My fiancé had safely returned from the Viet Nam conflict 50 days prior to our nuptials. He had been gone 24 months. Though we had dated for four years, we had never lived in the same area longer than a couple of months during our courtship. So, 48 hours into our honeymoon, I was thinking, “Who is this man I married, and why don’t I recognize him?”
Let me set the scene …
We honeymooned, overlooking the spectacular Pacific Ocean (insert magnificent picture here). It was so romantic! However, suddenly, my groom wanted to talk about Five Year Projections and our financial future.
Mind you, I was a breathtakingly beautiful and fascinating child bride. I was naïve and YELLOW enough to have dreamed of a honeymoon filled with long romantic walks on the beach, hours of gazing into each others’ eyes and other things of which romance novels are made!
I wanted fun!
My husband’s idea of fun was strategically compiling wedding gifts into calculated-sized shelves, aligned perfectly in his newly-built pantry.
I wanted passion!
There is no one more passionate than my husband–when he finds a shortcut to Home Depot.

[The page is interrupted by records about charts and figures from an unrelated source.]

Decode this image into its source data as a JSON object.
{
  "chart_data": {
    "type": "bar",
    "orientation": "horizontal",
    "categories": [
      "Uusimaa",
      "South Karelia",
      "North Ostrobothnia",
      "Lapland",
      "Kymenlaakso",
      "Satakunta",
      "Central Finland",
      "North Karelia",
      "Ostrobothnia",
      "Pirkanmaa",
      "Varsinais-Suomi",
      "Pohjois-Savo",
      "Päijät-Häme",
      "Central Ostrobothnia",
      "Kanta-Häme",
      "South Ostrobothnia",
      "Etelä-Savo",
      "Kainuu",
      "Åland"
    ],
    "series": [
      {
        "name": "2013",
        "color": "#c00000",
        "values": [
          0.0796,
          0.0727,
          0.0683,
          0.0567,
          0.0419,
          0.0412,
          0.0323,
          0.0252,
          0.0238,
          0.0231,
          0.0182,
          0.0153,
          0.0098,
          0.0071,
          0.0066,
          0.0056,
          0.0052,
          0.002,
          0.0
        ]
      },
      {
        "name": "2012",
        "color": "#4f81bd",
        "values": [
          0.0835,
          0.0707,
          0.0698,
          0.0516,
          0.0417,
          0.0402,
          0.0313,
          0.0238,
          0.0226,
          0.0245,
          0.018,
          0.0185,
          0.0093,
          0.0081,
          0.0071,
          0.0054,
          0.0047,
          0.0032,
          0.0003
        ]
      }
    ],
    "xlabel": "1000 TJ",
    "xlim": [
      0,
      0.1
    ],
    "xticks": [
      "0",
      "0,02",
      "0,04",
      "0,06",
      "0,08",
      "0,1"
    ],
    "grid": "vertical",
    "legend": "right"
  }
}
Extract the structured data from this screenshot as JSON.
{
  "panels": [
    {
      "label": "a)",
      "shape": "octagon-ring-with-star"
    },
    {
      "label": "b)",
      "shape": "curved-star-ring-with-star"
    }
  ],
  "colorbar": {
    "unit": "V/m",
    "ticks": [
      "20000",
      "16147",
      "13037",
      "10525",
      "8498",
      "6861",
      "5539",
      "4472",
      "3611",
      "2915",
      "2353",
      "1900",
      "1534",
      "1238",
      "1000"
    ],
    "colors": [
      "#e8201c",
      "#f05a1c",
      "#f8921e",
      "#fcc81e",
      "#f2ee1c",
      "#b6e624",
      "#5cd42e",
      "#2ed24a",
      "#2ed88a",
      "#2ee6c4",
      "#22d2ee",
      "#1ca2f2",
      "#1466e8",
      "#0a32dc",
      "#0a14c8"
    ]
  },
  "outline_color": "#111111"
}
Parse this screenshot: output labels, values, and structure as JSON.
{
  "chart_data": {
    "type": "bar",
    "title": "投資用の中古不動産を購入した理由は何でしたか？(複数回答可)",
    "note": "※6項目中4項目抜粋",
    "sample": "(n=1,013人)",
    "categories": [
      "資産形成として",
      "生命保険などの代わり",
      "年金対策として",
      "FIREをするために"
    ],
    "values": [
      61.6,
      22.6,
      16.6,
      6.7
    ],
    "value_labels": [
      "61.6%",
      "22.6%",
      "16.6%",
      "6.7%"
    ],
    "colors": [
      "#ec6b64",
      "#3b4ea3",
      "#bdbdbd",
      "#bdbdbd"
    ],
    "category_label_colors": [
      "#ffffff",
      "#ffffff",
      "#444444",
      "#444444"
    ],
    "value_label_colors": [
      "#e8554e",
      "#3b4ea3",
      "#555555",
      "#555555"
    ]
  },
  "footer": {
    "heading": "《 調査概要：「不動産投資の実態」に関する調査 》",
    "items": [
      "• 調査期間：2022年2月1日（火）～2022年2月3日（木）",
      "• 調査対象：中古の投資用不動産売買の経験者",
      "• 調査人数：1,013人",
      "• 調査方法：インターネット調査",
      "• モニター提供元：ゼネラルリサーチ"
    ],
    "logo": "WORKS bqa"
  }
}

I wanted friends and parties galore!
My husband does not need anyone but me. He has said this a thousand times to date. The only party he attends, ungrudgingly, celebrates the Super Bowl.
It is fascinating that I love this man so much despite our differences.
My husband’s temperament is polar opposite of mine. Once I began to understand the unique diversity between the two of us, it was so much easier to enjoy our marriage.
Oh yes, we did take those romantic walks along the seashore. He allotted time for that on Day 3.
Question: Having any communication differences in your marriage?